Coles Group will also appear on Tuesday, with the retailer expected to argue grocery price increases have flowed from increasing supplier and input costs.

Coles argues rising input costs have driven up prices at the checkout. Picture: NCA NewsWire / Gaye Gerard.

“A key driver of supermarket price increases has been cost price increase requests from our suppliers and farmers,” the company said in its submissions.

“Coles received an average of over 70 requests per week from suppliers and farmers in financial year 2022 and financial year 2023, almost double the level of financial year 2021 requests.

“Coles is also impacted by the increased cost of doing business with increases in energy, labour, logistics, packaging, interest and tax costs.”

Bunnings, a star business of retail conglomerate Wesfarmers, will appear on Monday afternoon and deny allegations it exploits its position in the market to gouge prices.


Community anger over rising grocery bills has escalated in recent months as shoppers navigate a tightening cost-of-living squeeze.

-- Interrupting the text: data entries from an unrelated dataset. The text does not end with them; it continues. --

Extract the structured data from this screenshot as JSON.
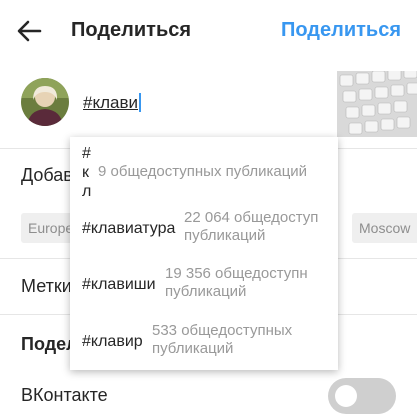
{
  "header": {
    "title": "Поделиться",
    "share_label": "Поделиться"
  },
  "caption": {
    "value": "#клави"
  },
  "rows": {
    "add_place": "Добав",
    "tag_people": "Метки",
    "share_section": "Подел",
    "vkontakte": "ВКонтакте"
  },
  "location_chips": [
    "Europe",
    "Moscow"
  ],
  "toggle": {
    "vkontakte_on": false
  },
  "suggestions": [
    {
      "tag_lines": [
        "#",
        "к",
        "л"
      ],
      "count": "9 общедоступных публикаций"
    },
    {
      "tag": "#клавиатура",
      "count_lines": [
        "22 064 общедоступ",
        "публикаций"
      ]
    },
    {
      "tag": "#клавиши",
      "count_lines": [
        "19 356 общедоступн",
        "публикаций"
      ]
    },
    {
      "tag": "#клавир",
      "count_lines": [
        "533 общедоступных",
        "публикаций"
      ]
    }
  ],
  "colors": {
    "accent": "#3897f0",
    "text": "#262626",
    "muted": "#999999",
    "toggle_off": "#cfcfcf"
  }
}
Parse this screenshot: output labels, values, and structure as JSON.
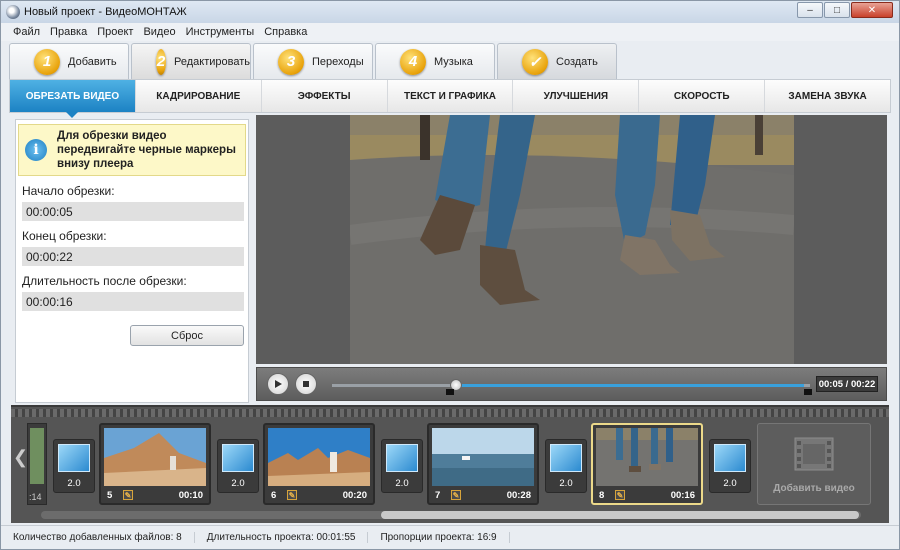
{
  "window": {
    "title": "Новый проект - ВидеоМОНТАЖ",
    "minimize": "–",
    "maximize": "□",
    "close": "✕"
  },
  "menu": [
    "Файл",
    "Правка",
    "Проект",
    "Видео",
    "Инструменты",
    "Справка"
  ],
  "steps": [
    {
      "num": "1",
      "label": "Добавить"
    },
    {
      "num": "2",
      "label": "Редактировать"
    },
    {
      "num": "3",
      "label": "Переходы"
    },
    {
      "num": "4",
      "label": "Музыка"
    },
    {
      "num": "✓",
      "label": "Создать"
    }
  ],
  "tabs": [
    "ОБРЕЗАТЬ ВИДЕО",
    "КАДРИРОВАНИЕ",
    "ЭФФЕКТЫ",
    "ТЕКСТ И ГРАФИКА",
    "УЛУЧШЕНИЯ",
    "СКОРОСТЬ",
    "ЗАМЕНА ЗВУКА"
  ],
  "trim": {
    "hint": "Для обрезки видео передвигайте черные маркеры внизу плеера",
    "start_label": "Начало обрезки:",
    "start_value": "00:00:05",
    "end_label": "Конец обрезки:",
    "end_value": "00:00:22",
    "duration_label": "Длительность после обрезки:",
    "duration_value": "00:00:16",
    "reset_label": "Сброс"
  },
  "player": {
    "time": "00:05 / 00:22",
    "progress_fraction": 0.26
  },
  "timeline": {
    "left_edge_time": ":14",
    "clips": [
      {
        "num": "5",
        "duration": "00:10"
      },
      {
        "num": "6",
        "duration": "00:20"
      },
      {
        "num": "7",
        "duration": "00:28"
      },
      {
        "num": "8",
        "duration": "00:16"
      }
    ],
    "transitions": [
      "2.0",
      "2.0",
      "2.0",
      "2.0",
      "2.0"
    ],
    "add_video_label": "Добавить видео"
  },
  "status": {
    "files": "Количество добавленных файлов: 8",
    "duration": "Длительность проекта: 00:01:55",
    "ratio": "Пропорции проекта: 16:9"
  },
  "colors": {
    "accent": "#1c82c4",
    "selected_clip": "#ecd98a",
    "step_badge": "#e8a20a"
  }
}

A Finder survey from February suggested some 42 per cent of households, or an estimated 3.9 million, said their grocery bill was one of their chief financial stressors, a 26 per cent increase, or a bump of 1.5 million new households from just two years ago.

Nationals Leader David Littleproud has expressed support for divestiture powers to reduce potential market concentration in the supermarket sector. Picture: NCA NewsWire / Martin Ollman

Moreover, nearly all Australians are now pursuing strategies to save money at the checkout, with 92 per cent of Australians altering their shopping habits, according to a survey of 1002 respondents.

More than half of shoppers now bulk buy kitchen staples to cut costs and 61 per cent, or some 5.1 million households, visit multiple grocery stores to secure the best prices.

The average weekly spend on groceries is now about $188.

The issue has stormed to the centre of Australian politics, with Nationals Leader David Littleproud and the Greens flagging the possibility of breaking up the major supermarkets to reduce overall market power.

Next to the supermarkets at the centre of the storm, the Senate is also hearing from the Australian Food and Grocery Council, The Australian Dairy Products Federation, the ACCC, the Treasury Department and the Department of Agriculture, Fisheries and Forestry on Monday.